As the West’s drought eases, this area remains in the worst on record — and it’s hitting farmers hard

Central Oregon’s drought conditions remain the worst on record. Learn more here.

By , CNN

Cate Casad started noticing the for-sale signs pop up over the last year on farms around Central Oregon, which has been mired in water shortages amid a yearslong megadrought.

Casad and her husband, Chris, are first-generation farmers and ranchers who started off with just a few acres of land east of Bend, then moved north in 2017 to scale up their farm.

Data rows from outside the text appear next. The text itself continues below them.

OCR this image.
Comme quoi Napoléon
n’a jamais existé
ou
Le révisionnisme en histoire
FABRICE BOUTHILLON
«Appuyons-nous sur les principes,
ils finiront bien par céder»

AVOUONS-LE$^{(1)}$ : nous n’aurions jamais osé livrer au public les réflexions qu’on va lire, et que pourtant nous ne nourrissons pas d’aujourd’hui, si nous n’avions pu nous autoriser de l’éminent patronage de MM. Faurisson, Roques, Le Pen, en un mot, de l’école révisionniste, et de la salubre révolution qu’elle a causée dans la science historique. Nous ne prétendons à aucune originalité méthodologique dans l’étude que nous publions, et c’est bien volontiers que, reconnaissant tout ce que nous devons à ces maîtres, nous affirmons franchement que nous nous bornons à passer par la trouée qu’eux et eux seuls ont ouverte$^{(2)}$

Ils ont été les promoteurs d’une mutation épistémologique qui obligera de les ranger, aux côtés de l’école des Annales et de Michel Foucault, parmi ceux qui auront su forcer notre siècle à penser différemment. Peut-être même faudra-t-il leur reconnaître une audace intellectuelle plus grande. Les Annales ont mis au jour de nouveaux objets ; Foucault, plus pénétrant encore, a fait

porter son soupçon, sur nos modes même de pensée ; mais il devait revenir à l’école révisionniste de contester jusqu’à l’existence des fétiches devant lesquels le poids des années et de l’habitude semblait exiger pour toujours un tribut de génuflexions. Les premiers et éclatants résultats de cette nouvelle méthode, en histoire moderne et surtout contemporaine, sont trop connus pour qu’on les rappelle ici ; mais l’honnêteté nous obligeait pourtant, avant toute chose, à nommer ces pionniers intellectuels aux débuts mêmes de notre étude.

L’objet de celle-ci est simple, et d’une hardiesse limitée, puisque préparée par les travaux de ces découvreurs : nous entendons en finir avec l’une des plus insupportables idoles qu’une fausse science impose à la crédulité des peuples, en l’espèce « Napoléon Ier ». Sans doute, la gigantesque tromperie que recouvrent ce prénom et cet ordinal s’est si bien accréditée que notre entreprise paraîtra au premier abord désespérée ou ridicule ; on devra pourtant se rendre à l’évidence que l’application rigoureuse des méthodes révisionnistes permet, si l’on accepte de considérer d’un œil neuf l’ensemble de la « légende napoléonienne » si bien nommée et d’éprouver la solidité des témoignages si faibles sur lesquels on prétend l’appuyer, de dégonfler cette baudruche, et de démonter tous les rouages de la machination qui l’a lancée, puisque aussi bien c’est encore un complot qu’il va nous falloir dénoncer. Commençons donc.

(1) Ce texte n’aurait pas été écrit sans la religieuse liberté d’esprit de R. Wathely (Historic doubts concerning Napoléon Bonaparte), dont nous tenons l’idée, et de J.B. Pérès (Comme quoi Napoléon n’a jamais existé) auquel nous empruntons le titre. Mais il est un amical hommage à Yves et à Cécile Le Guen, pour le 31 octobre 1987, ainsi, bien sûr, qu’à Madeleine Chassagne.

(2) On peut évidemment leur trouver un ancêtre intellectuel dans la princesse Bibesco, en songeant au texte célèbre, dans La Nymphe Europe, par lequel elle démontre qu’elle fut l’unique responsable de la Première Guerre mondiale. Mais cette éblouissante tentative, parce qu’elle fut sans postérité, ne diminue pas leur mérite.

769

Now, the couple manages around 360 acres of farmland in Jefferson County, where they grow organic food and raise cattle, heritage breed hogs and pastured chickens.

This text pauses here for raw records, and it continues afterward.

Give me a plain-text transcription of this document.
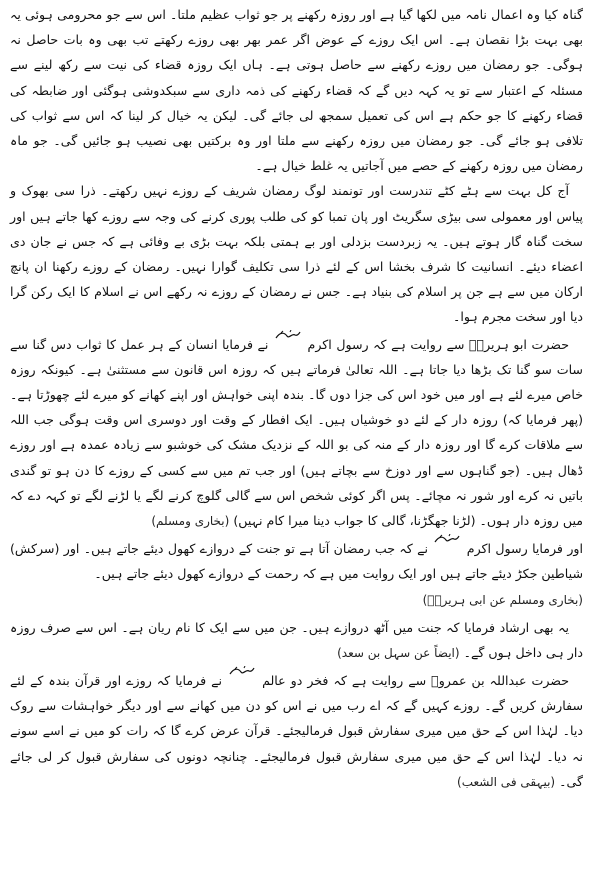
گناہ کیا وہ اعمال نامہ میں لکھا گیا ہے اور روزہ رکھنے پر جو ثواب عظیم ملتا۔ اس سے جو محرومی ہوئی یہ بھی بہت بڑا نقصان ہے۔ اس ایک روزے کے عوض اگر عمر بھر بھی روزے رکھتے تب بھی وہ بات حاصل نہ ہوگی۔ جو رمضان میں روزے رکھنے سے حاصل ہوتی ہے۔ ہاں ایک روزہ قضاء کی نیت سے رکھ لینے سے مسئلہ کے اعتبار سے تو یہ کہہ دیں گے کہ قضاء رکھنے کی ذمہ داری سے سبکدوشی ہوگئی اور ضابطہ کی قضاء رکھنے کا جو حکم ہے اس کی تعمیل سمجھ لی جائے گی۔ لیکن یہ خیال کر لینا کہ اس سے ثواب کی تلافی ہو جائے گی۔ جو رمضان میں روزہ رکھنے سے ملتا اور وہ برکتیں بھی نصیب ہو جائیں گی۔ جو ماہ رمضان میں روزہ رکھنے کے حصے میں آجاتیں یہ غلط خیال ہے۔

آج کل بہت سے ہٹے کٹے تندرست اور تونمند لوگ رمضان شریف کے روزے نہیں رکھتے۔ ذرا سی بھوک و پیاس اور معمولی سی بیڑی سگریٹ اور پان تمبا کو کی طلب پوری کرنے کی وجہ سے روزے کھا جاتے ہیں اور سخت گناہ گار ہوتے ہیں۔ یہ زبردست بزدلی اور بے ہمتی بلکہ بہت بڑی بے وفائی ہے کہ جس نے جان دی اعضاء دیئے۔ انسانیت کا شرف بخشا اس کے لئے ذرا سی تکلیف گوارا نہیں۔ رمضان کے روزے رکھنا ان پانچ ارکان میں سے ہے جن پر اسلام کی بنیاد ہے۔ جس نے رمضان کے روزے نہ رکھے اس نے اسلام کا ایک رکن گرا دیا اور سخت مجرم ہوا۔

حضرت ابو ہریرہؓ سے روایت ہے کہ رسول اکرم
نے فرمایا انسان کے ہر عمل کا ثواب دس گنا سے سات سو گنا تک بڑھا دیا جاتا ہے۔ اللہ تعالیٰ فرماتے ہیں کہ روزہ اس قانون سے مستثنیٰ ہے۔ کیونکہ روزہ خاص میرے لئے ہے اور میں خود اس کی جزا دوں گا۔ بندہ اپنی خواہش اور اپنے کھانے کو میرے لئے چھوڑتا ہے۔ (پھر فرمایا کہ) روزہ دار کے لئے دو خوشیاں ہیں۔ ایک افطار کے وقت اور دوسری اس وقت ہوگی جب اللہ سے ملاقات کرے گا اور روزہ دار کے منہ کی بو اللہ کے نزدیک مشک کی خوشبو سے زیادہ عمدہ ہے اور روزے ڈھال ہیں۔ (جو گناہوں سے اور دوزخ سے بچاتے ہیں) اور جب تم میں سے کسی کے روزے کا دن ہو تو گندی باتیں نہ کرے اور شور نہ مچائے۔ پس اگر کوئی شخص اس سے گالی گلوچ کرنے لگے یا لڑنے لگے تو کہہ دے کہ میں روزہ دار ہوں۔ (لڑنا جھگڑنا، گالی کا جواب دینا میرا کام نہیں) (بخاری ومسلم)

اور فرمایا رسول اکرم
نے کہ جب رمضان آتا ہے تو جنت کے دروازے کھول دیئے جاتے ہیں۔ اور (سرکش) شیاطین جکڑ دیئے جاتے ہیں اور ایک روایت میں ہے کہ رحمت کے دروازے کھول دیئے جاتے ہیں۔

(بخاری ومسلم عن ابی ہریرہؓ)

یہ بھی ارشاد فرمایا کہ جنت میں آٹھ دروازے ہیں۔ جن میں سے ایک کا نام ریان ہے۔ اس سے صرف روزہ دار ہی داخل ہوں گے۔ (ایضاً عن سہل بن سعد)

حضرت عبداللہ بن عمروؓ سے روایت ہے کہ فخر دو عالم
نے فرمایا کہ روزے اور قرآن بندہ کے لئے سفارش کریں گے۔ روزے کہیں گے کہ اے رب میں نے اس کو دن میں کھانے سے اور دیگر خواہشات سے روک دیا۔ لہٰذا اس کے حق میں میری سفارش قبول فرمالیجئے۔ قرآن عرض کرے گا کہ رات کو میں نے اسے سونے نہ دیا۔ لہٰذا اس کے حق میں میری سفارش قبول فرمالیجئے۔ چنانچہ دونوں کی سفارش قبول کر لی جائے گی۔ (بیہقی فی الشعب)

Only a year after that move, they started experiencing the impact of the drought and water cuts so severe that they made the tough decision to stop growing potatoes — a valuable crop that took them nine years to build a local market for.

But while Casad is determined to keep farming, neighboring farms have decided to cut their losses and sell land.

“It’s devastating,” Casad told CNN. “Each year since then, we’ve been cutting back more and more and more to the point in which last year was the worst year yet — and this year, we think will be very similar.”

As much-needed winter storms alleviate drought conditions in California and southern parts of Oregon, the deluge of snow and rain in the West largely missed Central Oregon, leaving Crook, Jefferson and Deschutes counties dry. And many of the farmers in this area don’t have priority rights to the water – putting their farms at heightened risk of failure.